Posted by Richard Conniff on December 7, 2012

But there is one final outcome that might be even more disturbing than the messy political fighting and procrastination over menhaden: it could turn out that Omega Protein is not the ultimate cause of the problem. That would no doubt annoy some conservationists for whom the company has served as a convenient target. But much worse, it might mean the menhaden fishery is broken beyond easy repair.

Scientists say they simply can’t promise that making Omega catch fewer fish will lead to recovery of the population. In theory, it ought to work: a mature menhaden female can produce 500,000 eggs annually, enabling even a heavily fished population to bounce back when the environmental circumstances are right.

But the failure of the population to rebound for 23 years straight suggests that something else is going on now, said University of Maryland biologist Edward D. Houde, a member of the Lenfest Forage Fish Task Force. One hypothesis is that it’s a periodic shift in weather patterns offshore, where the menhaden spawn. In the past, a “Bermuda high” in March seemed to sweep more young fish into the Chesapeake, promising a good year for menhaden. Or an “Ohio Valley low” kept them out at sea. But that pattern seems to have broken down over the past two decades.

The larger problem of climate change may also mean that more menhaden are bypassing the Chesapeake, said Houde, and moving into estuaries farther north, where “the habitat isn’t big enough to produce what used to be produced.” Finally, there is the dismally polluted state of the Chesapeake itself—to which, ironically, the menhaden may now contribute, by being served up as feed on Maryland’s many poultry farms and then returned to the water in the form of nitrogen runoff.
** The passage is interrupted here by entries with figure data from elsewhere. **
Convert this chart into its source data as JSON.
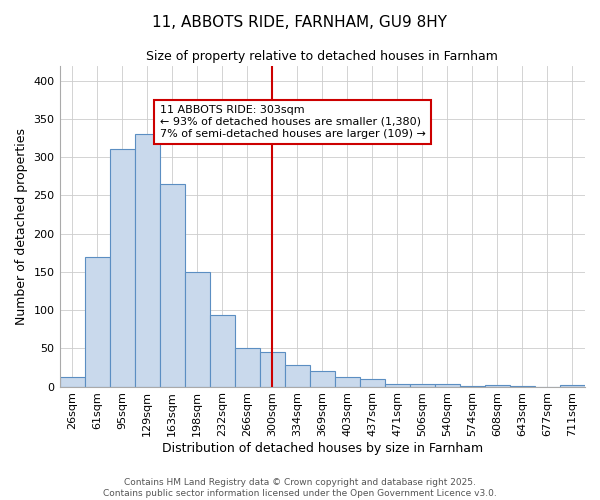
{
  "title": "11, ABBOTS RIDE, FARNHAM, GU9 8HY",
  "subtitle": "Size of property relative to detached houses in Farnham",
  "xlabel": "Distribution of detached houses by size in Farnham",
  "ylabel": "Number of detached properties",
  "bin_labels": [
    "26sqm",
    "61sqm",
    "95sqm",
    "129sqm",
    "163sqm",
    "198sqm",
    "232sqm",
    "266sqm",
    "300sqm",
    "334sqm",
    "369sqm",
    "403sqm",
    "437sqm",
    "471sqm",
    "506sqm",
    "540sqm",
    "574sqm",
    "608sqm",
    "643sqm",
    "677sqm",
    "711sqm"
  ],
  "bar_values": [
    12,
    170,
    311,
    331,
    265,
    150,
    93,
    50,
    45,
    28,
    20,
    13,
    10,
    4,
    4,
    3,
    1,
    2,
    1,
    0,
    2
  ],
  "bar_color": "#c9d9ec",
  "bar_edge_color": "#5b8ec2",
  "vline_index": 8,
  "vline_color": "#cc0000",
  "annotation_text": "11 ABBOTS RIDE: 303sqm\n← 93% of detached houses are smaller (1,380)\n7% of semi-detached houses are larger (109) →",
  "annotation_box_edge": "#cc0000",
  "ylim": [
    0,
    420
  ],
  "yticks": [
    0,
    50,
    100,
    150,
    200,
    250,
    300,
    350,
    400
  ],
  "footer1": "Contains HM Land Registry data © Crown copyright and database right 2025.",
  "footer2": "Contains public sector information licensed under the Open Government Licence v3.0.",
  "bg_color": "#ffffff",
  "grid_color": "#cccccc",
  "title_fontsize": 11,
  "subtitle_fontsize": 9,
  "axis_label_fontsize": 9,
  "tick_fontsize": 8,
  "annotation_fontsize": 8,
  "footer_fontsize": 6.5
}
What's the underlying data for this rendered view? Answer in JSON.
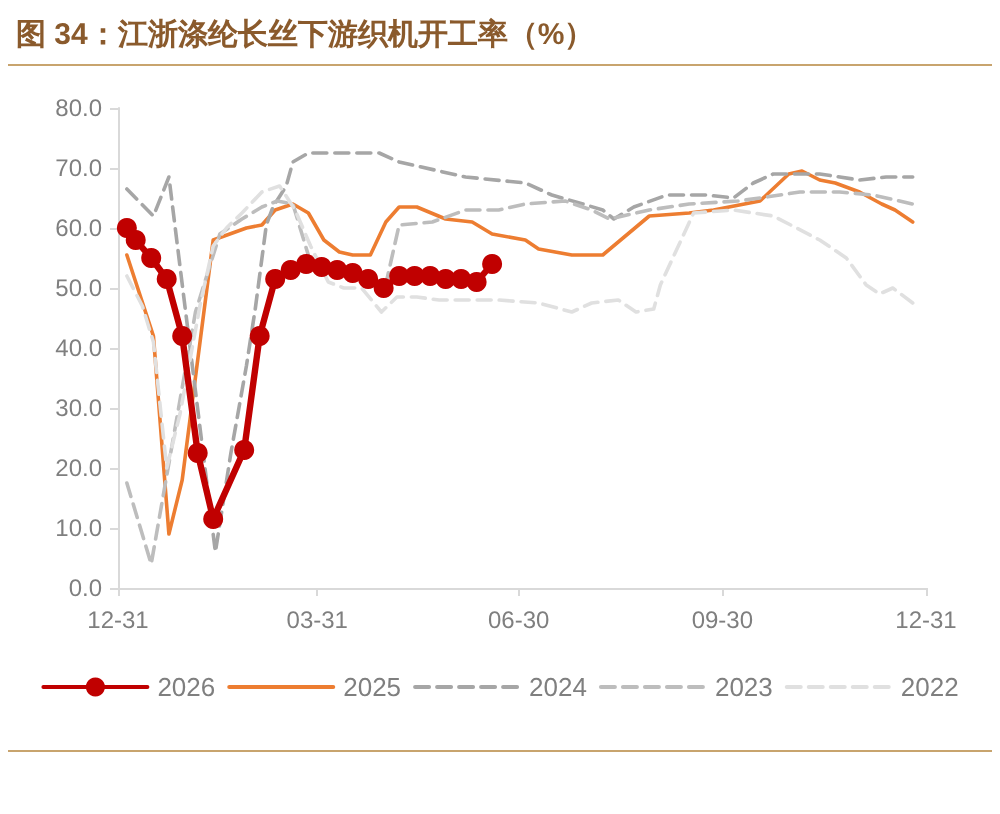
{
  "chart_data": {
    "type": "line",
    "title": "图 34：江浙涤纶长丝下游织机开工率（%）",
    "xlim": [
      "2025-12-31",
      "2026-12-31"
    ],
    "xticks": [
      {
        "value": "2025-12-31",
        "label": "12-31"
      },
      {
        "value": "2026-03-31",
        "label": "03-31"
      },
      {
        "value": "2026-06-30",
        "label": "06-30"
      },
      {
        "value": "2026-09-30",
        "label": "09-30"
      },
      {
        "value": "2026-12-31",
        "label": "12-31"
      }
    ],
    "ylim": [
      0,
      80
    ],
    "yticks": [
      {
        "value": 0,
        "label": "0.0"
      },
      {
        "value": 10,
        "label": "10.0"
      },
      {
        "value": 20,
        "label": "20.0"
      },
      {
        "value": 30,
        "label": "30.0"
      },
      {
        "value": 40,
        "label": "40.0"
      },
      {
        "value": 50,
        "label": "50.0"
      },
      {
        "value": 60,
        "label": "60.0"
      },
      {
        "value": 70,
        "label": "70.0"
      },
      {
        "value": 80,
        "label": "80.0"
      }
    ],
    "legend": "bottom",
    "series": [
      {
        "name": "2026",
        "color": "#c00000",
        "marker": "circle",
        "line_style": "solid",
        "x": [
          "2026-01-04",
          "2026-01-08",
          "2026-01-15",
          "2026-01-22",
          "2026-01-29",
          "2026-02-05",
          "2026-02-12",
          "2026-02-26",
          "2026-03-05",
          "2026-03-12",
          "2026-03-19",
          "2026-03-26",
          "2026-04-02",
          "2026-04-09",
          "2026-04-16",
          "2026-04-23",
          "2026-04-30",
          "2026-05-07",
          "2026-05-14",
          "2026-05-21",
          "2026-05-28",
          "2026-06-04",
          "2026-06-11",
          "2026-06-18"
        ],
        "values": [
          60,
          58,
          55,
          51.5,
          42,
          22.5,
          11.5,
          23,
          42,
          51.5,
          53,
          54,
          53.5,
          53,
          52.5,
          51.5,
          50,
          52,
          52,
          52,
          51.5,
          51.5,
          51,
          54
        ]
      },
      {
        "name": "2025",
        "color": "#ed7d31",
        "line_style": "solid",
        "x": [
          "2026-01-04",
          "2026-01-16",
          "2026-01-23",
          "2026-01-29",
          "2026-02-12",
          "2026-02-27",
          "2026-03-06",
          "2026-03-12",
          "2026-03-20",
          "2026-03-27",
          "2026-04-03",
          "2026-04-10",
          "2026-04-16",
          "2026-04-24",
          "2026-05-01",
          "2026-05-07",
          "2026-05-15",
          "2026-05-28",
          "2026-06-09",
          "2026-06-18",
          "2026-07-03",
          "2026-07-09",
          "2026-07-24",
          "2026-08-07",
          "2026-08-28",
          "2026-09-15",
          "2026-09-26",
          "2026-10-17",
          "2026-10-30",
          "2026-11-05",
          "2026-11-13",
          "2026-11-20",
          "2026-12-01",
          "2026-12-11",
          "2026-12-17",
          "2026-12-25"
        ],
        "values": [
          55.5,
          42,
          9,
          18,
          58,
          60,
          60.5,
          63,
          64,
          62.5,
          58,
          56,
          55.5,
          55.5,
          61,
          63.5,
          63.5,
          61.5,
          61,
          59,
          58,
          56.5,
          55.5,
          55.5,
          62,
          62.5,
          63,
          64.5,
          69,
          69.5,
          68,
          67.5,
          66,
          64,
          63,
          61
        ]
      },
      {
        "name": "2024",
        "color": "#a6a6a6",
        "line_style": "dashed",
        "x": [
          "2026-01-04",
          "2026-01-16",
          "2026-01-23",
          "2026-02-13",
          "2026-02-20",
          "2026-02-27",
          "2026-03-03",
          "2026-03-08",
          "2026-03-11",
          "2026-03-17",
          "2026-03-20",
          "2026-03-27",
          "2026-04-28",
          "2026-05-07",
          "2026-06-06",
          "2026-07-03",
          "2026-07-15",
          "2026-07-29",
          "2026-08-07",
          "2026-08-12",
          "2026-08-21",
          "2026-09-05",
          "2026-09-23",
          "2026-10-05",
          "2026-10-14",
          "2026-10-23",
          "2026-11-13",
          "2026-12-01",
          "2026-12-13",
          "2026-12-25"
        ],
        "values": [
          66.5,
          62,
          68.5,
          6,
          22.5,
          37,
          46.5,
          60.5,
          63.5,
          67,
          71,
          72.5,
          72.5,
          71,
          68.5,
          67.5,
          65.5,
          64,
          63,
          61.5,
          63.5,
          65.5,
          65.5,
          65,
          67.5,
          69,
          69,
          68,
          68.5,
          68.5
        ]
      },
      {
        "name": "2023",
        "color": "#bdbdbd",
        "line_style": "dashed",
        "x": [
          "2026-01-04",
          "2026-01-15",
          "2026-01-25",
          "2026-02-04",
          "2026-02-15",
          "2026-02-25",
          "2026-03-06",
          "2026-03-13",
          "2026-03-20",
          "2026-03-29",
          "2026-04-19",
          "2026-04-30",
          "2026-05-07",
          "2026-05-22",
          "2026-06-06",
          "2026-06-21",
          "2026-07-03",
          "2026-07-21",
          "2026-08-02",
          "2026-08-10",
          "2026-08-28",
          "2026-09-15",
          "2026-10-07",
          "2026-10-17",
          "2026-11-04",
          "2026-11-22",
          "2026-12-07",
          "2026-12-25"
        ],
        "values": [
          17.5,
          4,
          25,
          46,
          59,
          61.5,
          63.5,
          64.5,
          64,
          53,
          52.5,
          49,
          60.5,
          61,
          63,
          63,
          64,
          64.5,
          63,
          61.5,
          63,
          64,
          64.5,
          65,
          66,
          66,
          65.5,
          64
        ]
      },
      {
        "name": "2022",
        "color": "#e0e0e0",
        "line_style": "dashed",
        "x": [
          "2026-01-04",
          "2026-01-11",
          "2026-01-16",
          "2026-01-22",
          "2026-01-28",
          "2026-02-01",
          "2026-02-06",
          "2026-02-12",
          "2026-02-18",
          "2026-02-25",
          "2026-03-06",
          "2026-03-14",
          "2026-03-21",
          "2026-03-28",
          "2026-04-05",
          "2026-04-12",
          "2026-04-20",
          "2026-04-29",
          "2026-05-06",
          "2026-05-15",
          "2026-05-25",
          "2026-06-03",
          "2026-06-21",
          "2026-07-09",
          "2026-07-24",
          "2026-08-02",
          "2026-08-14",
          "2026-08-22",
          "2026-08-30",
          "2026-09-02",
          "2026-09-17",
          "2026-10-05",
          "2026-10-23",
          "2026-11-13",
          "2026-11-25",
          "2026-12-04",
          "2026-12-10",
          "2026-12-16",
          "2026-12-25"
        ],
        "values": [
          52,
          47,
          41,
          20,
          29,
          37,
          47,
          57,
          60,
          62.5,
          66,
          67,
          63,
          57,
          51,
          50,
          50,
          46,
          48.5,
          48.5,
          48,
          48,
          48,
          47.5,
          46,
          47.5,
          48,
          46,
          46.5,
          50.5,
          62.5,
          63,
          62,
          58,
          55,
          50.5,
          49,
          50,
          47.5
        ]
      }
    ]
  }
}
These are big, intractable problems. Even so, said Houde, reducing the catch now is about the only short-term fix available, and it’s the right thing to do. Such reductions in the past have brought about recovery for species such as striped bass, mackerel, blue crabs, and summer flounder—as well as for the commercial fishermen who depend on them. This time, moreover, it’s not just about a single species.

In Reedville, people naturally focus on the painful economic consequences if the menhaden fishery faces a reduction. But it raises the larger question: What will happen if the base of the entire Atlantic coastal food chain disappears?